Bitton House was conspicuously empty of the usual family members associated with inquests as South Devon Coroner, Hamish Turner, led proceedings which lasted just 20 minutes.

The body of the baby, named Amanda by the police, was found by Stokeinteignhead fisherman Barry Kingwell, who made the discovery as he washed his wading boots in the creek just before 10am on Tuesday, September 3.

It was after checking his crab pots, situated 500 yards up stream from the Arch Brook road bridge, that Mr Kingwell, as he does each week, went along to the shallow water near the bridge to wash the mud from his waders and gloves.

'I noticed a white sack in the reeds,' said Mr Kingwell. 'I had found things dumped in sacks there before – sheep, dogs, a cat, so in my curiosity that's what I thought it was.

'I pulled the sack from the reeds, pulled back one sack and I could see the blood. I pulled at the second sack, a brown towel fell out and I could see the baby.'

The caucasian baby still had its umbilical cord attached and what Mr Kingwell described as 'a mass of black hair'.

'I put the towel back over it again because by then people were driving over the bridge and looking down,' he continued.

Mr Kingwell then struggled to flag down passing cars for some minutes before a lorry stopped and he was able to borrow a mobile phone to call the police.

Coroner's officer, Richard Parsons, who received the baby at Torbay Hospital mortuary later that morning, described her as: 'A full-term, new-born baby, with some signs of birth trauma, initially alive through the passage of birth at least.'

Guan Fernando, the home office pathologist who carried out a post mortem at Torquay mortuary that afternoon, concluded that death was due to 'lack of care at birth'.

Detective Sergeant Ken Lamont, the deputy senior investigating officer in the case, said the police enquiries had taken two directions; one to find the cause of death, the other to find the mother.

Expert forensic advice was obtained from London, where toxicology and diatom tests had been carried out. While these tests were not able to specify cause of death, the lack of diatoms did allow the police to rule out drowning.

Giving his verdict, Mr Turner said: 'It seems unusual that someone wouldn't know that someone had given birth or was about to give birth to a bouncing, 9lb child. It's very sad that there maybe someone out there who needs some support following the birth.

'Although lack of care at birth can be a verdict, I think that in the circumstances I will record an open verdict.'

Speaking after the inquest, DS Lamont said that the DNA profile of the baby's mother and half that of the father, obtained from the baby's blood and other blood found at the scene, had formed part of an 'intelligence led screening process,' through which the profiles were compared against other available DNA information.

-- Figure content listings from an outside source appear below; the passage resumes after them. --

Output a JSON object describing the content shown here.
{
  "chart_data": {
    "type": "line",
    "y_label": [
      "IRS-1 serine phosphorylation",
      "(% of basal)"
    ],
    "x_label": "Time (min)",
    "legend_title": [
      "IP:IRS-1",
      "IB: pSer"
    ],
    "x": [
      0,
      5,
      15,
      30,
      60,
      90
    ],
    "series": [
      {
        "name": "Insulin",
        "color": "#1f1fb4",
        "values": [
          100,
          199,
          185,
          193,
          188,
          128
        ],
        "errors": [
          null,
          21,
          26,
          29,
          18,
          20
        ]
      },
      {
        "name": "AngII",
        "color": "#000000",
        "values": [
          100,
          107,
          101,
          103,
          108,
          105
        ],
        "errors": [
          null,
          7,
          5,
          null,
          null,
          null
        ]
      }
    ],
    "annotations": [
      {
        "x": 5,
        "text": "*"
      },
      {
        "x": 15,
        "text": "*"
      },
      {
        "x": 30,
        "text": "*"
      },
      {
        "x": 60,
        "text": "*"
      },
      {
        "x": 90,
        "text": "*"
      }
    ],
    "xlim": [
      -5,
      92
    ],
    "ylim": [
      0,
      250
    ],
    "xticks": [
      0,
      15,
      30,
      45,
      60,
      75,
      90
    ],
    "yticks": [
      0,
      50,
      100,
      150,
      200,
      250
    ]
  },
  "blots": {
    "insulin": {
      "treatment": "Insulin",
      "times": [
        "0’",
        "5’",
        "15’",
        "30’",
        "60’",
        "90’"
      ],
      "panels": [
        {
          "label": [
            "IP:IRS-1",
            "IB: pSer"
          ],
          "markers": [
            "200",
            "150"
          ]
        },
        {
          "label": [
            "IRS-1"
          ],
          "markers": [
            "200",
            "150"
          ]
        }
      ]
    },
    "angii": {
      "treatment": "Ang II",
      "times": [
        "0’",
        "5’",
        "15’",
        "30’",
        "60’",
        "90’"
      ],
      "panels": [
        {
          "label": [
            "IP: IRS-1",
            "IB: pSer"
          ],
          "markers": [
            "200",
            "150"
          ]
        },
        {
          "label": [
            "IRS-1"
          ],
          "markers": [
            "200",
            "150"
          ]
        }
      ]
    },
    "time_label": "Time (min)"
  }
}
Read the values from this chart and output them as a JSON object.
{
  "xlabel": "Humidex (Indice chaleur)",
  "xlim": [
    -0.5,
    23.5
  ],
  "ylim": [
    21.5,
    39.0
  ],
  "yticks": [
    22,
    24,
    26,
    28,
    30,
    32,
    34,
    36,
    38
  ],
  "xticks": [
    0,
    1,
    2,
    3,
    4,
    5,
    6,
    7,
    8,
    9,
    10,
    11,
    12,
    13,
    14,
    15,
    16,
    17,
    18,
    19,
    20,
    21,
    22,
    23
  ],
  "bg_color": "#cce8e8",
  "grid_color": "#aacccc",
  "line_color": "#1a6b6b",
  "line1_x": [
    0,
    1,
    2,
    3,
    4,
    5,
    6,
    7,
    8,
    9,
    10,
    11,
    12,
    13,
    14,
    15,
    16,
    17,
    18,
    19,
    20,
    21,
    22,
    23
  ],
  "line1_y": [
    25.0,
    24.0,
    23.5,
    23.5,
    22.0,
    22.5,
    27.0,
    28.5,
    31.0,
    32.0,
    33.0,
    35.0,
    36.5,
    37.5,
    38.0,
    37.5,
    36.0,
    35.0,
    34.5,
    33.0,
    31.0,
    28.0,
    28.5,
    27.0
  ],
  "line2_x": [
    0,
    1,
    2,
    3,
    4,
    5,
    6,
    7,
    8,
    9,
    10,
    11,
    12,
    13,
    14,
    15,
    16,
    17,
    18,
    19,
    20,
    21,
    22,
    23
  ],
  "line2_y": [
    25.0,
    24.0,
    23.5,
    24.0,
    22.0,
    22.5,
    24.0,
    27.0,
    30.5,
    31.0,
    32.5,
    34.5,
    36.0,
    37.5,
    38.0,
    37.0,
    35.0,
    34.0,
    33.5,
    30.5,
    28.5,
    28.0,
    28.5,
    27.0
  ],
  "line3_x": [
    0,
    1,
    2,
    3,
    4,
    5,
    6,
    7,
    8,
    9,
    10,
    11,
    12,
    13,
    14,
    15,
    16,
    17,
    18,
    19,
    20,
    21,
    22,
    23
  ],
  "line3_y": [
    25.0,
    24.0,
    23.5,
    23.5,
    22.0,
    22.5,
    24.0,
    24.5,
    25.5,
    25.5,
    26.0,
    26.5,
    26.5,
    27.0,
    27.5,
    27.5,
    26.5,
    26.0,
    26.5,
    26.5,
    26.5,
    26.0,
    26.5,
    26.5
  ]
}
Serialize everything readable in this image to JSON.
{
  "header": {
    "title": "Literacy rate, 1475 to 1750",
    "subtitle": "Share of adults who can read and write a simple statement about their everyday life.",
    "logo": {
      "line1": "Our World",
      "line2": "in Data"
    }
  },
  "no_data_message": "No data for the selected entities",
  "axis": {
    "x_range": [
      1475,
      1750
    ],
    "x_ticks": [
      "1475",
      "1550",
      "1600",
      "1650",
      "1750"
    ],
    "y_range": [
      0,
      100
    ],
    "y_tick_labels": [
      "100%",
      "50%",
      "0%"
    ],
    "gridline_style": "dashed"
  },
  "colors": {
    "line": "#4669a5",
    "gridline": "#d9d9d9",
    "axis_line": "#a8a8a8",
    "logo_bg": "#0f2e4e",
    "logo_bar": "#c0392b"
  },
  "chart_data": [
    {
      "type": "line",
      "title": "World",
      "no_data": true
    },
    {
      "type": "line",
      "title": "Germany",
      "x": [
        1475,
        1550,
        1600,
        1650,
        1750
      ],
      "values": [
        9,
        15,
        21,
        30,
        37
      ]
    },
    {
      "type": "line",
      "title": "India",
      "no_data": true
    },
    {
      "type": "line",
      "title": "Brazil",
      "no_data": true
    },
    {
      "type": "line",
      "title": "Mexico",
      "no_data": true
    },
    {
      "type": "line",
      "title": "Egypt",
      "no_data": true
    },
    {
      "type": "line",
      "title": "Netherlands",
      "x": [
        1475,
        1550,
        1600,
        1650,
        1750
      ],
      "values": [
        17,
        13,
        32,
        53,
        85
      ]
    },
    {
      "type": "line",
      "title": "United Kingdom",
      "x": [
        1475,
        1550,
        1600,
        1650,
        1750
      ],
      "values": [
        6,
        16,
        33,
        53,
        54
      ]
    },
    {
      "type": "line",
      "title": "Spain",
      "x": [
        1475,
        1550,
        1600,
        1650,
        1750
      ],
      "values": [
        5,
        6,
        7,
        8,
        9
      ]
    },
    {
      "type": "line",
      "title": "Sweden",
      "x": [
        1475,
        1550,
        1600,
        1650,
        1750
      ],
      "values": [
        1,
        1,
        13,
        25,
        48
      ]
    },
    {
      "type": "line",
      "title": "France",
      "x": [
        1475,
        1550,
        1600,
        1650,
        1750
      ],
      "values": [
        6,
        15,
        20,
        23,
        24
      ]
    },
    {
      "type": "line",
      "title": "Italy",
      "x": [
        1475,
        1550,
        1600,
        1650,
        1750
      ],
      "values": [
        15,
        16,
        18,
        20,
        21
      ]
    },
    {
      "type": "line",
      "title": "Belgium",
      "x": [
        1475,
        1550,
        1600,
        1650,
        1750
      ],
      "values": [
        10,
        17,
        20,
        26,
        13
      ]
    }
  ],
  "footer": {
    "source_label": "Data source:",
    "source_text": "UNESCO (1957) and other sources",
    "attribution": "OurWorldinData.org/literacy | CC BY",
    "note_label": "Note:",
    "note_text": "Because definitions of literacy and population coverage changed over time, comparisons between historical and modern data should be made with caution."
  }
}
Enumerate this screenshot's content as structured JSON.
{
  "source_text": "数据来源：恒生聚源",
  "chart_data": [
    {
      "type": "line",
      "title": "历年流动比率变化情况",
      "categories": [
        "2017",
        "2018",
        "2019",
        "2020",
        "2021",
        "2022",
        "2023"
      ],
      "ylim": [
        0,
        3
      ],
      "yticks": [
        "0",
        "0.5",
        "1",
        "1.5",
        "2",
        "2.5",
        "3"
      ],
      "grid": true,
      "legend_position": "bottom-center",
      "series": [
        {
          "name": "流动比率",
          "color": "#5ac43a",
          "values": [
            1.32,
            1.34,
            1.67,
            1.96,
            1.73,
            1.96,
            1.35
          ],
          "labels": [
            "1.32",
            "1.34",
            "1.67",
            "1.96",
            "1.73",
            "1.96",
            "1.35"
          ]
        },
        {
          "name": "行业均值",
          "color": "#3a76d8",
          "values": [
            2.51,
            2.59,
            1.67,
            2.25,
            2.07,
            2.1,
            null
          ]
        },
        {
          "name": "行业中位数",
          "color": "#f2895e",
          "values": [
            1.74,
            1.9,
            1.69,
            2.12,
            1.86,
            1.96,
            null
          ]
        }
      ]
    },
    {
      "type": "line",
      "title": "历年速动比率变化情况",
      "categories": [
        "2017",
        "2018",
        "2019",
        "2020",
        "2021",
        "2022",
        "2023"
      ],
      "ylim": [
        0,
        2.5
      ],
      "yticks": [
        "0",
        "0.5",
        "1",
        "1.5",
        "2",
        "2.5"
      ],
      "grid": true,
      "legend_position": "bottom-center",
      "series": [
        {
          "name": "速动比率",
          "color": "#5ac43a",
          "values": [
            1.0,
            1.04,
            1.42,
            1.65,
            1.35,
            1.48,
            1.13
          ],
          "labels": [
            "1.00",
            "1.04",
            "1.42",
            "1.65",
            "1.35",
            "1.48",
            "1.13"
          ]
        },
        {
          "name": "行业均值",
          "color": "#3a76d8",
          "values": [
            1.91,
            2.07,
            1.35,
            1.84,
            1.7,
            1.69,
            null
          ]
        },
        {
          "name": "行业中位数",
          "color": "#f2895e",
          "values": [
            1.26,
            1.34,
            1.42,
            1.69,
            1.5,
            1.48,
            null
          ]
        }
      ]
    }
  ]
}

'Because there was an open verdict, today has not drawn a line underneath the enquiry at all,' said DS Lamont. 'We have been told by the forensics team in London to focus our enquiry not on how the baby died, but why she is no longer alive.'

DS Lamont also said that information regarding the sack in which the baby was found had allowed them to significantly narrow their lines of enquiry in the search for the mother.